In Salazar, the insurer intervened in the personal injury action “to resolve the common issues of fault and damages that have arisen under [Salazar’s] claim for underin-sured motorist benefits so that State Farm and [Salazar] can avoid relitigating the same issue in an alternative forum.” Salazar, supra, 148 P.3d at 279. “In its order granting State Farm’s motion [to intervene], the trial court directed Salazar to notify State Farm of its alleged liability.” Salazar, supra, 148 P.3d at 279. The opinion implies, but does not state, that the trial court ordered the insured to file suit against the insurer, or to amend its complaint to state coverage claims. However, whether the trial court did or could properly order the insured to do so was not an issue in the ease. The insured later added coverage claims, thereby expanding the scope of the personal injury case, and at trial, the insured claimed that the insurer’s offer of settlement under the UIM policy was too low.

Applying the “related in time, space, origin, or motivation” test, the Salazar division first observed that “both the bad faith claims and the UIM benefits claim derived from the same occurrence: State Farm’s refusal to compensate Salazar more than $100 under Salazar’s [$50,000] UIM policy,” after Salazar had made a policy limits settlement with the tortfeasor for $25,000. Salazar, supra, 148 P.3d at 281. The division then concluded that the two actions “sought redress for essentially the same wrong” because “Salazar’s UIM benefits action sought to determine the amount of damages State Farm should pay under the policy, while her bad faith claims sought redress for State Farm’s allegedly unreasonable refusal to pay the benefits.” Salazar, supra, 148 P.3d at 281.

The division in Salazar was presented with the question whether the insured’s coverage claim in the first case against the insurer and his bad faith claim in the second case against the insurer were identical.
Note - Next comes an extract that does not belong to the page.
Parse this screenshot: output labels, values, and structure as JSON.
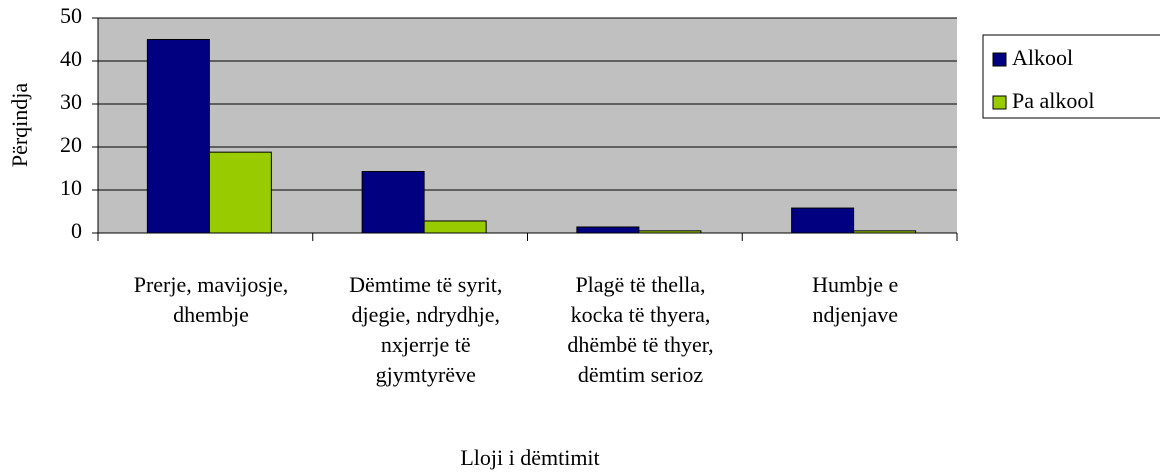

The division was not presented with the question in this case — whether an insured’s personal injury claim against the motorist and his bad faith claim against the insurer are identical.
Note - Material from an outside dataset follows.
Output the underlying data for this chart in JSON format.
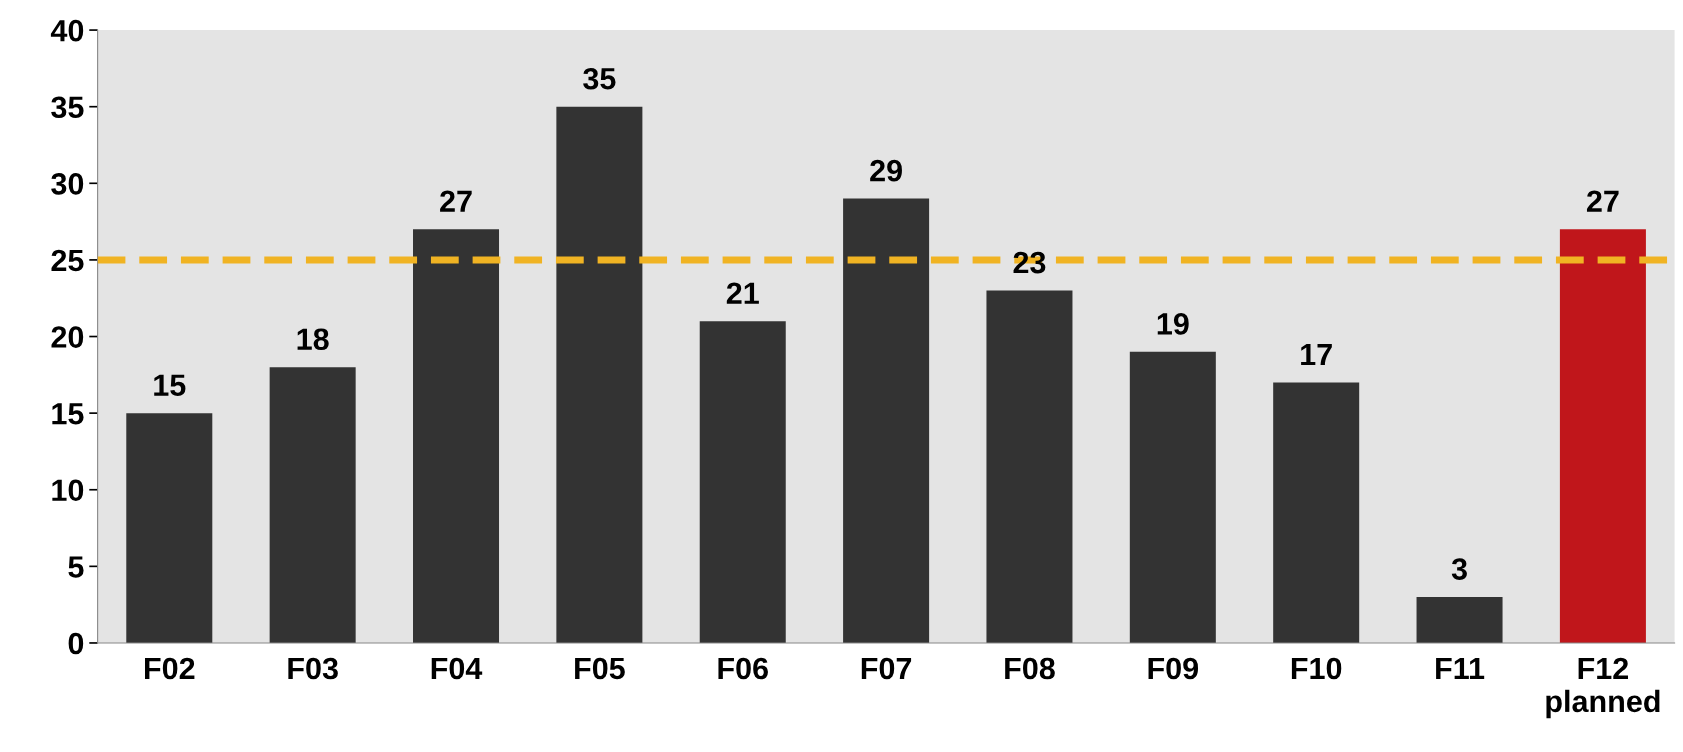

In Pom, the policyholder sued the insurance company for coverage under the policy, and then sued the other motorist for negligence. Thereafter, he sued the insurance company for bad faith. As in Salazar, the court compared the coverage claim and the bad faith claim and, applying the transactional analysis, concluded that they derived from the same occurrence, the same basic wrong, and similar factual bases — -namely, the insurer’s conduct in refusing to pay its insured under the policy.

In this case there was no coverage claim asserted in the personal injury action. Hence, Pom is distinguishable for the same reason Salazar is distinguishable.

In sum, because neither the terms of the policy nor State Farm’s refusal to pay the UIM claim was at issue in the personal injury action, we conclude that action is not related “in time, space, origin, or motivation” to this bad faith action. Accordingly, this action is not barred by claim preclusion, and the trial court erred in ruling otherwise.

IV. Conclusion

We conclude that the trial court erred in entering summary judgment on the basis that this bad faith action was barred by claim preclusion. Having so concluded, we need *682not address plaintiffs’ other contentions, which are unlikely to arise again on remand.

The judgment is reversed, and the case is remanded for further proceedings consistent with this opinion.

Judge CARPARELLI concurs. Judge WEBB specially concurs.